Estamos lejos del proletariado culto e internacionalista soñado por los marxistas. Para acabar con el enfrentamiento sobre bases racistas y religiosas hay que acabar con el capitalismo. Para ser socialista hay que ser antirracista, solidario con todos los oprimidos y ecologista, y para ser un ecologista consecuente, hay que ser anticapitalista.

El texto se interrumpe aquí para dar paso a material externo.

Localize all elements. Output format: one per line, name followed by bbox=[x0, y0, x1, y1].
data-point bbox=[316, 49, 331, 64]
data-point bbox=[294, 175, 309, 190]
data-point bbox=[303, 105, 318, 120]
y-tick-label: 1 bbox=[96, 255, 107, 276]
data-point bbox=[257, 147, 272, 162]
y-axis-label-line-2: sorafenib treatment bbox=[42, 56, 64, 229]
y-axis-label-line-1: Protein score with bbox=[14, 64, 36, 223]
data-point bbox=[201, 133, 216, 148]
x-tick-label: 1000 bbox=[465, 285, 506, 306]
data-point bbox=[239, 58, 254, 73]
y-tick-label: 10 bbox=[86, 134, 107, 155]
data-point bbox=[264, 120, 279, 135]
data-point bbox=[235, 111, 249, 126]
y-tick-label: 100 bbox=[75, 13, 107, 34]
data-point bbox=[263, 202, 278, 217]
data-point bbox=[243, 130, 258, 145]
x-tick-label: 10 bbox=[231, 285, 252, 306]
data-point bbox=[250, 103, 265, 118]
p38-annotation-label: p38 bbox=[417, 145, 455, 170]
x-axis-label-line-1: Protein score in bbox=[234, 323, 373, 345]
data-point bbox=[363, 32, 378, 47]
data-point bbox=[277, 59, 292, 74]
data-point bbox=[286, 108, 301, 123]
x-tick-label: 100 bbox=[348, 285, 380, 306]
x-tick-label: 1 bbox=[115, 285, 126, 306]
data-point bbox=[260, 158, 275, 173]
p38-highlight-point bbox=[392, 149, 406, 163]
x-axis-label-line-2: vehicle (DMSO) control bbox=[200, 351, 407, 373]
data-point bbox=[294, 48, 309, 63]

La respuesta a los problemas actuales no está en las obras de Trotsky ni en las de Marx, sino en un sentido muy general. Las enormes transformaciones en el capitalismo mundial, en la sociedad europea, en las clases trabajadoras (basta pensar que en Italia el Partido Comunista lograba en 1976 un 32 por ciento de los votos y hoy sigue siendo potente Berlusconi, ladrón, corrupto, mafioso y fascistizante) deben ser estudiadas en particular, así como hay que estudiar por qué China y la ex Unión Soviética pasaron tan fácilmente a un capitalismo de grandes barones, al igual que la destrucción incluso de las formas elementales de democracia y del respeto a las leyes internacionales en los países supuestamente democráticos de Occidente.

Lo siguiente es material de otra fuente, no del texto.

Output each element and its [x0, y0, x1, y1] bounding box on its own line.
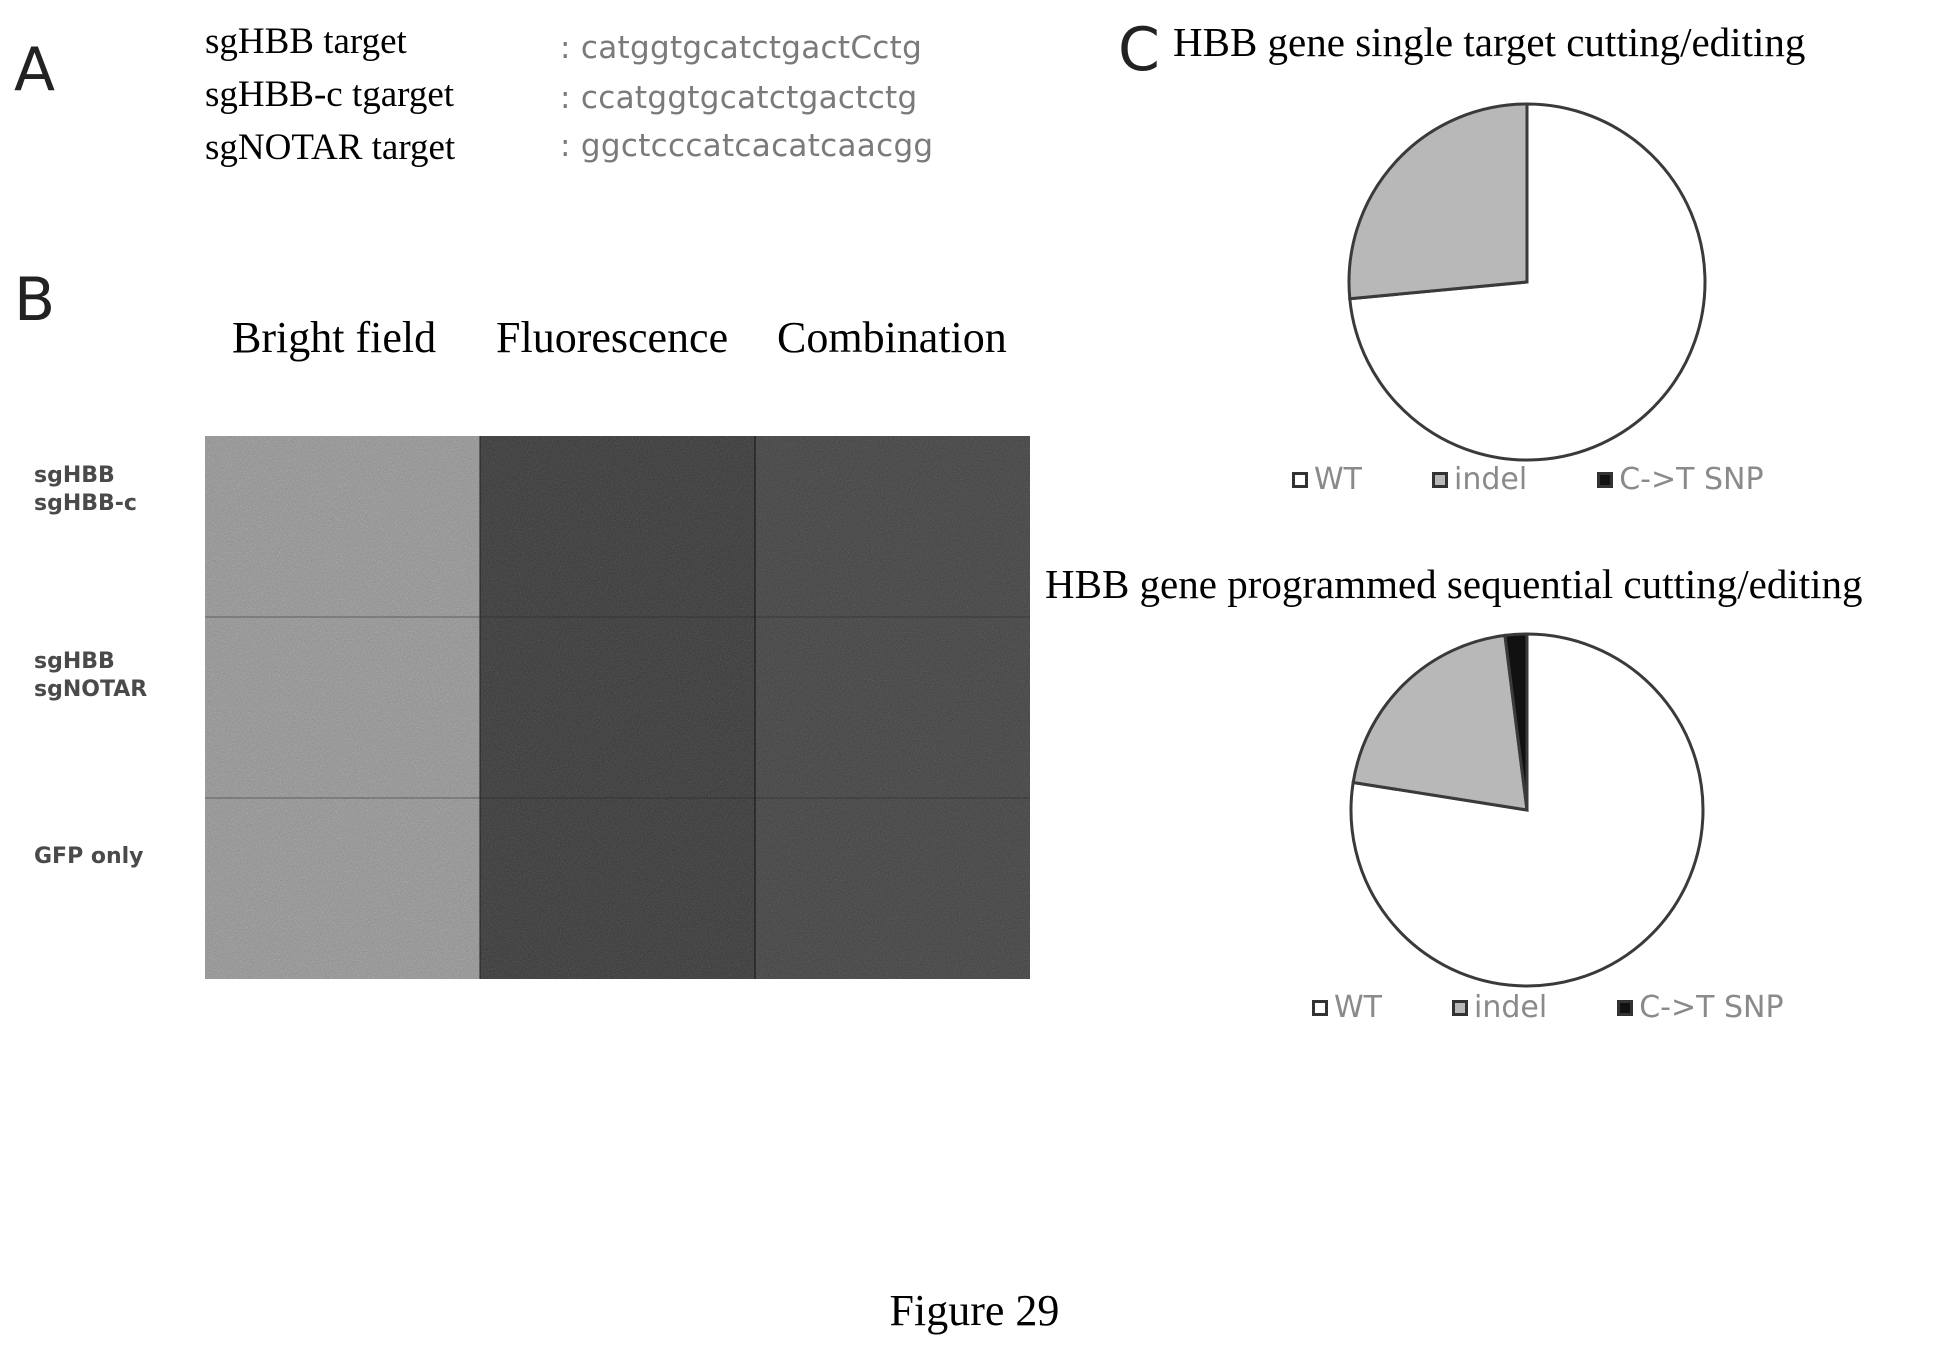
- target-sequence: : ggctcccatcacatcaacgg: [560, 128, 933, 164]
- target-sequence: : ccatggtgcatctgactctg: [560, 80, 917, 116]
- pie-chart-single-target: [1347, 92, 1707, 472]
- target-sequence: : catggtgcatctgactCctg: [560, 30, 922, 66]
- pie-legend-2: WT indel C->T SNP: [1312, 990, 1784, 1025]
- column-header-bright-field: Bright field: [232, 312, 436, 363]
- legend-item-snp: C->T SNP: [1597, 462, 1763, 497]
- legend-item-indel: indel: [1432, 462, 1527, 497]
- legend-swatch-snp: [1597, 472, 1613, 488]
- legend-item-wt: WT: [1292, 462, 1362, 497]
- legend-item-indel: indel: [1452, 990, 1547, 1025]
- legend-swatch-snp: [1617, 1000, 1633, 1016]
- microscopy-image-grid: [205, 436, 1030, 979]
- row-label-1: sgHBB sgHBB-c: [34, 462, 137, 518]
- row-label-2: sgHBB sgNOTAR: [34, 648, 147, 704]
- column-header-fluorescence: Fluorescence: [496, 312, 728, 363]
- legend-swatch-indel: [1452, 1000, 1468, 1016]
- target-name: sgNOTAR target: [205, 126, 455, 169]
- panel-label-b: B: [14, 270, 55, 330]
- legend-swatch-indel: [1432, 472, 1448, 488]
- pie-chart-title-2: HBB gene programmed sequential cutting/e…: [1045, 560, 1863, 608]
- figure-caption: Figure 29: [0, 1285, 1949, 1336]
- pie-chart-sequential: [1347, 625, 1707, 995]
- legend-swatch-wt: [1292, 472, 1308, 488]
- row-label-3: GFP only: [34, 843, 144, 871]
- panel-label-c: C: [1118, 20, 1160, 80]
- pie-slice-indel: [1349, 104, 1527, 299]
- legend-item-wt: WT: [1312, 990, 1382, 1025]
- pie-chart-title-1: HBB gene single target cutting/editing: [1173, 18, 1805, 66]
- column-header-combination: Combination: [777, 312, 1007, 363]
- target-name: sgHBB target: [205, 20, 407, 63]
- legend-item-snp: C->T SNP: [1617, 990, 1783, 1025]
- pie-legend-1: WT indel C->T SNP: [1292, 462, 1764, 497]
- pie-slice-indel: [1353, 635, 1527, 810]
- target-name: sgHBB-c tgarget: [205, 73, 454, 116]
- legend-swatch-wt: [1312, 1000, 1328, 1016]
- panel-label-a: A: [14, 40, 55, 100]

Trotsky sigue siendo válido por su confianza en la capacidad de los oprimidos de reaccionar ante las grandes catástrofes sociales, la cual no puede ser confundida con una fe religiosa en el triunfo final del socialismo que dependerá de la capacidad y conciencia de los oprimidos para vencer la opresión. Sigue vigente por la importancia que le otorgó a la construcción ética, moral, cultural, artística y de las costumbres de un grupo de revolucionarios capaces de escuchar a los trabajadores, de seguir los mejores instintos clasistas de éstos y sus soluciones y, al mismo tiempo, de superar las limitaciones sindicalistas, corporativistas y nacionalistas que derivan de que la fuerza de trabajo, productora de mercancías, es también una mercancía.

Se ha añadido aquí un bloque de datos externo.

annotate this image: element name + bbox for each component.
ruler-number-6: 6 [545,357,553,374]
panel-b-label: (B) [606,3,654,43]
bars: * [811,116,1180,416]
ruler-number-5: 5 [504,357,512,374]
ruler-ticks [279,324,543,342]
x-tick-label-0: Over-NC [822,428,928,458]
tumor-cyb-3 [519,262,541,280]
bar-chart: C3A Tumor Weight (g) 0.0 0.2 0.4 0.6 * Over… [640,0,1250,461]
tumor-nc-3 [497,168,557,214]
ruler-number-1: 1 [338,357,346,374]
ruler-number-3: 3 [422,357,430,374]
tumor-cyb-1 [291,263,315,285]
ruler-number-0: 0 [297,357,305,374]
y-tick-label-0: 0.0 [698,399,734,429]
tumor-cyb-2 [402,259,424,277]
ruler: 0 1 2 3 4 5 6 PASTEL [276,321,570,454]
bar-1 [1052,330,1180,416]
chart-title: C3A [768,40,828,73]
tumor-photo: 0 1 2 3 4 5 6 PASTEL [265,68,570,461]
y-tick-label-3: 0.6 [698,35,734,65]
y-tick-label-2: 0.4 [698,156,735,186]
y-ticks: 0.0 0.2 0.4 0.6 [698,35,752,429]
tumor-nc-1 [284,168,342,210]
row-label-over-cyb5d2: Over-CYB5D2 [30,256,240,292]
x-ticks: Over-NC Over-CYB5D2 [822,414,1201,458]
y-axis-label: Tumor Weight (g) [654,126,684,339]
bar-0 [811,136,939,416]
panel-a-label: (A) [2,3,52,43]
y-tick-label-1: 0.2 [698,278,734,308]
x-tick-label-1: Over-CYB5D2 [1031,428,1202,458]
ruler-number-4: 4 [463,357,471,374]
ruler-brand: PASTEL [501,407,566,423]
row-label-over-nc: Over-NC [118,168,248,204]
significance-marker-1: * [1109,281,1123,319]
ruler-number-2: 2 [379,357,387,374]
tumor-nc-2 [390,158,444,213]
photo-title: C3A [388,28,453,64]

Trotsky es válido aún por su lucha contra las burocracias obreras y por su comprensión del carácter internacional de la lucha de emancipación social, por su confianza en la creatividad de las mujeres, la juventud, los pueblos colonizados. Lo es igualmente por la comprensión, desarrollada en México durante el cardenismo, de los nacionalismos que contienen en su seno elementos antimperialistas y anticapitalistas y de autorganización obrera. Es válido por la comprensión del desarrollo desigual y combinado que hace que las luchas populares salten etapas y, para lograr derechos elementales y derechos humanos y democráticos, deban derribar los Estados capitalistas e iniciar la construcción del socialismo.
Pero la explicación de la realidad para transformarla sólo se puede encontrar en el estudio de esa realidad y no en los libros de Trotsky, que son apenas una clave para enfrentar ese estudio. Por eso, en este aniversario luctuoso de uno de los hombres que considero mis maestros, reitero lo que otras veces dije: soy copernicano, newtoniano, darwinista, marxiano, partidario de las enseñanzas fundamentales de Trotsky, pero de modo laico y con ojos críticos. Los grandes hombres no son ídolos estáticos sino proveedores de instrumentos indispensables para comprender mejor y transformar la sociedad antes de que sea tarde.